Con la partecipazione di migliaia di persone, provenienti da numerosi paesi europei e dagli Stati Uniti, si è svolta a Roma l’edizione 2016 della Marcia per la Vita. Ispirati al lemma “Nessuna eccezione, nessun compromesso”, i manifestanti hanno sfilato per le vie del centro storico, proclamando con fierezza che la vita umana è sacra, dal concepimento fino alla morte naturale.


La Marcia è stata preceduta dal Rome Life Forum, un raduno internazionale di leader prolife,  organizzato da Voice of the Family, una coalizione  con sede a Londra. Vi hanno preso parte anche i rappresentanti delle varie TFP.


Ad aprire i lavori, in mattinata, il prof. Roberto de Mattei con un intervento sulla crisi nella Chiesa. A seguire, gli interventi di Matthew McCusker (Voice of the Family), che ha analizzato il recente Sinodo sulla famiglia e di John-Henry Westen (LifeSiteNews), che ha spiegato l’ideologia del gender e le sue terribili ricadute sulla famiglia. Nel pomeriggio, sono intervenuti Thomas Stark, dell’Università di St. Pölten, e Slawomir Olejniczak, della TFP polacca.


La relazione principale “La Verità cattolica e la confessione della Fede” è stata tenuta da mons. Athanasius Schneider, vescovo ausiliare di Astana, Kazakhstan.


Il giorno successivo sono intervenuti mons. Hlib Lonchyna, eparca ucraino cattolico di Gran Bretagna, con un’ampia dissertazione sulla sacralità del matrimonio; la dott.ssa Anca Maria Cernea, dell’Associazione medici cattolici di Bucarest, con una dotta esposizione sul “Marxismo culturale, una minaccia per la famiglia”; P. Shenan Boquet, di Human Life International, con una bella esortazione a mantenere la Fede; e Colleen Bayer, di Family Life International. Ha chiuso la sessione John Smeaton, della Society for the Protection of Unborn Children (SPUC), di Londra, che ha rivolto ai convenuti un appello per formare un movimento prolife forte e militante.


Di fronte ad un gremito auditorio, il cardinale Raymond Leo Burke ha tenuto la relazione conclusiva: “Martirio per la Fede nei giorni nostri”. Resistere alla valanga progressista in campo morale, ha affermato Sua Eminenza, è a volte un vero martirio, tanto meritevole quanto lo era quello di primi cristiani.


Una solenne adorazione al Santissimo Sacramento, nella chiesa di Santa Maria sopra Minerva, ha chiuso l’importante convegno internazionale.

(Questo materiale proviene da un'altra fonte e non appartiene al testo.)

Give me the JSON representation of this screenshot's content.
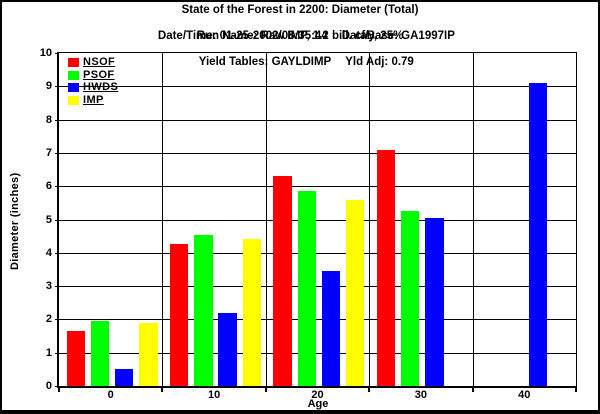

Il giorno successivo, incontro dei manifestanti alle 8,30 alla Bocca della Verità, da dove - dopo i discorsi inaugurali, presentati da Virginia Coda Nunziante, portavoce della Marcia - si sono avviati verso Castel Sant’Angelo, attraversando tutto il centro storico della Città Eterna. L’atmosfera era di grande entusiasmo. Ogni gruppo portava i propri striscioni e scandiva slogan in difesa della vita e della famiglia. Numerosi i sacerdoti, quasi tutti molto giovani e in talare.


Una trentina di volontari della TFP, vestiti con le caratteristiche cappe rosse, ha partecipato alla Marcia, innalzando gli stendardi vermigli col leone rampante dorato.


La Marcia si è conclusa a Castel Sant’Angelo, con l’augurio che questo entusiasmo per la vita possa poi incidere sulla sfera politica, affinché cessi la strage degli innocenti, abolendo la legge 194.